Ambiente Jurídico

Licenciamento em pauta no STF: Legislativo, estudos e competência

Autores

  • Talden Farias

    é advogado e professor de Direito Ambiental da UFPB e da UFPE pós-doutor e doutor em Direito da Cidade pela Uerj com doutorado sanduíche junto à Universidade de Paris 1 — Pantheón-Sorbonne Membro do Instituto dos Advogados Brasileiros e vice-presidente da União Brasileira da Advocacia Ambiental.

  • Mateus Stallivieri da Costa

    é advogado doutorando em Direito e Desenvolvimento pelo PPGD da FGV-SP mestre em Direito Internacional e Sustentabilidade pelo PPGD da UFSC e especialista em Direitos e Negócios Imobiliários e em Direito Ambiental e Urbanístico pelo Ibmec-SP.

  • Jaqueline de Andrade

    é graduanda em Direito pela Universidade Federal de Santa Catarina.

15 de outubro de 2022, 15h58

Na série "Licenciamento em pauta no STF", a proposta foi a estudar os diferentes casos em que o Supremo Tribunal Federal se debruçou sobre licenciamento ambiental. Foram analisadas 19 decisões exaradas em ADIs ou ADPFs em que o colegiado do órgão tratou do tema, o que se desdobrou em três artigos distintos.    

Spacca
No primeiro artigo, verificamos o posicionamento do órgão sobre a dispensa e inexigibilidade de licenciamento ambiental, concluindo que a corte não diferencia os conceitos, tendo decidido, de forma reiterada, pela inconstitucionalidade de normas que afastam a aplicação do instrumento.
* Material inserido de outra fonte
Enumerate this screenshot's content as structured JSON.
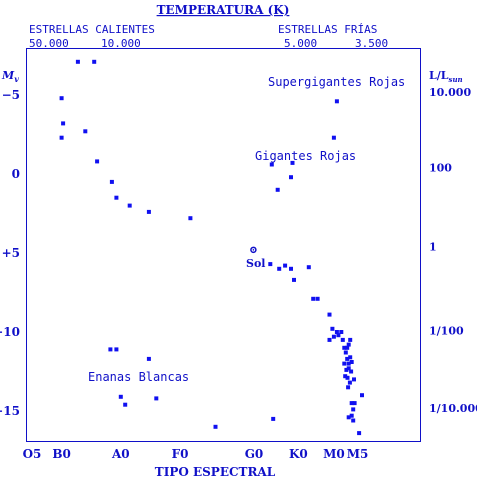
{
  "colors": {
    "ink": "#1010c8",
    "points": "#1010f0",
    "background": "#ffffff"
  },
  "header": {
    "title": "TEMPERATURA (K)",
    "hot_label": "ESTRELLAS CALIENTES",
    "cold_label": "ESTRELLAS FRÍAS",
    "temps": [
      "50.000",
      "10.000",
      "5.000",
      "3.500"
    ]
  },
  "left_axis": {
    "label_main": "M",
    "label_sub": "v",
    "ticks": [
      "−5",
      "0",
      "+5",
      "+10",
      "+15"
    ]
  },
  "right_axis": {
    "label_main": "L/L",
    "label_sub": "sun",
    "ticks": [
      "10.000",
      "100",
      "1",
      "1/100",
      "1/10.000"
    ]
  },
  "bottom_axis": {
    "label": "TIPO ESPECTRAL",
    "ticks": [
      "O5",
      "B0",
      "A0",
      "F0",
      "G0",
      "K0",
      "M0",
      "M5"
    ]
  },
  "annotations": {
    "supergiants": "Supergigantes Rojas",
    "giants": "Gigantes Rojas",
    "sun": "Sol",
    "white_dwarfs": "Enanas Blancas"
  },
  "chart_data": {
    "type": "scatter",
    "title": "TEMPERATURA (K)",
    "xlabel": "TIPO ESPECTRAL",
    "ylabel": "Mv",
    "y2label": "L/Lsun",
    "xlim": [
      0,
      11.1
    ],
    "ylim": [
      -8,
      17
    ],
    "y_inverted": true,
    "x_encoding": "spectral class index: O5=0, B0=1, A0=3, F0=5, G0=7.5, K0=9, M0=10.2, M5=11",
    "grid": false,
    "legend": "none",
    "sun": {
      "x": 7.48,
      "y": 4.8
    },
    "series": [
      {
        "name": "main-sequence",
        "points": [
          [
            1.0,
            -4.8
          ],
          [
            1.05,
            -3.2
          ],
          [
            1.0,
            -2.3
          ],
          [
            1.8,
            -2.7
          ],
          [
            2.2,
            -0.8
          ],
          [
            2.7,
            0.5
          ],
          [
            2.85,
            1.5
          ],
          [
            3.3,
            2.0
          ],
          [
            3.95,
            2.4
          ],
          [
            5.35,
            2.8
          ],
          [
            8.05,
            5.7
          ],
          [
            8.35,
            6.0
          ],
          [
            8.55,
            5.8
          ],
          [
            8.75,
            6.0
          ],
          [
            8.85,
            6.7
          ],
          [
            9.35,
            5.9
          ],
          [
            9.5,
            7.9
          ],
          [
            9.65,
            7.9
          ],
          [
            10.05,
            8.9
          ],
          [
            10.15,
            9.8
          ],
          [
            10.05,
            10.5
          ],
          [
            10.2,
            10.3
          ],
          [
            10.3,
            10.0
          ],
          [
            10.35,
            10.2
          ],
          [
            10.45,
            10.0
          ],
          [
            10.5,
            10.5
          ],
          [
            10.55,
            11.0
          ],
          [
            10.6,
            11.3
          ],
          [
            10.7,
            10.8
          ],
          [
            10.75,
            11.6
          ],
          [
            10.8,
            11.9
          ],
          [
            10.65,
            11.7
          ],
          [
            10.55,
            12.0
          ],
          [
            10.62,
            12.4
          ],
          [
            10.7,
            12.3
          ],
          [
            10.78,
            12.5
          ],
          [
            10.58,
            12.8
          ],
          [
            10.66,
            12.9
          ],
          [
            10.74,
            13.2
          ],
          [
            10.68,
            13.5
          ],
          [
            10.88,
            13.0
          ],
          [
            10.8,
            14.5
          ],
          [
            10.85,
            14.9
          ],
          [
            10.9,
            14.5
          ],
          [
            10.8,
            15.3
          ],
          [
            10.7,
            15.4
          ],
          [
            10.85,
            15.6
          ],
          [
            11.15,
            14.0
          ],
          [
            11.05,
            16.4
          ],
          [
            10.75,
            10.5
          ],
          [
            10.65,
            11.0
          ],
          [
            10.7,
            12.0
          ]
        ]
      },
      {
        "name": "giants",
        "points": [
          [
            8.1,
            -0.6
          ],
          [
            8.3,
            1.0
          ],
          [
            8.75,
            0.2
          ],
          [
            8.8,
            -0.7
          ]
        ]
      },
      {
        "name": "supergiants",
        "points": [
          [
            10.3,
            -4.6
          ],
          [
            10.2,
            -2.3
          ]
        ]
      },
      {
        "name": "white-dwarfs",
        "points": [
          [
            1.55,
            -7.1
          ],
          [
            2.1,
            -7.1
          ],
          [
            2.65,
            11.1
          ],
          [
            2.85,
            11.1
          ],
          [
            3.95,
            11.7
          ],
          [
            3.0,
            14.1
          ],
          [
            3.15,
            14.6
          ],
          [
            4.2,
            14.2
          ],
          [
            6.2,
            16.0
          ],
          [
            8.15,
            15.5
          ]
        ]
      }
    ]
  }
}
Já no segundo artigo, constatamos que, no tocante à simplificação do processo de licenciamento ambiental, o órgão ainda não firmou uma posição uniforme, sendo possível, porém, afirmar que existe uma tendência em declarar a inconstitucionalidade de normas que instituem procedimentos simplificados para atividades específicas.

Agora, no terceiro e último artigo da série, realizar-se-á a exposição dos demais entendimentos já exarados pelo STF, objetivando informar e promover discussões futuras sobre o assunto [1].

1) Participação do Legislativo no processo de licenciamento ambiental
O licenciamento ambiental é um processo administrativo que pretende analisar os impactos ambientais de determinado empreendimento ou atividade, impondo medidas que visam eliminar, mitigar ou compensar esses impactos [2]. Apesar de possuir elementos técnicos retirados principalmente dos estudos ambientais, a decisão que defere ou indefere a emissão de licença também possui um caráter político [3], que configura a chamada discricionariedade técnica e torna esse momento administrativo um ato típico do Poder Executivo [4].

Ao analisar a medida cautelar proposta na ADI 3.252/RO, em 2005, o STF reforçou esse entendimento, afirmando que o artigo 8º, II, e o artigo 14 da Lei Estadual de Rondônia nº 1.315/2004, que determinavam a necessidade de autorização prévia da Assembléia Legislativa para a emissão das licenças ambientais seria inconstitucional, uma vez que afrontaria o princípio da separação dos poderes. Com efeito, para o Supremo a disposição "implica indevida interferência do Poder Legislativo na atuação do Poder Executivo", além de atentar contra a competência da União para legislar sobre normas gerais em matéria de licenciamento ambiental.

Em sentido semelhante, na ADI 6.350/MT, julgada em 2020, foi declarada a inconstitucionalidade do artigo 279 da Constituição do Estado do Mato Grosso, que condicionava a aprovação, por parte da Assembleia Legislativa, dos Projetos Técnicos de Impacto Ambiental apresentados para a emissão de licenças ou autorizações para construção de centrais termoelétricas e hidroelétricas.

Ambos os julgados reforçam o caráter de discricionariedade técnica das decisões que analisam a emissão das licenças ambientais, consolidando a atribuição do Poder Executivo para realizar o juízo e o balanceamento necessários. O Poder Legislativo não pode interferir de forma decisória em processos específicos de licenciamento, pois o controle ambiental só pode ser exercido pelos órgãos ambientais, a quem cabe o mérito do ato administrativa ambiental.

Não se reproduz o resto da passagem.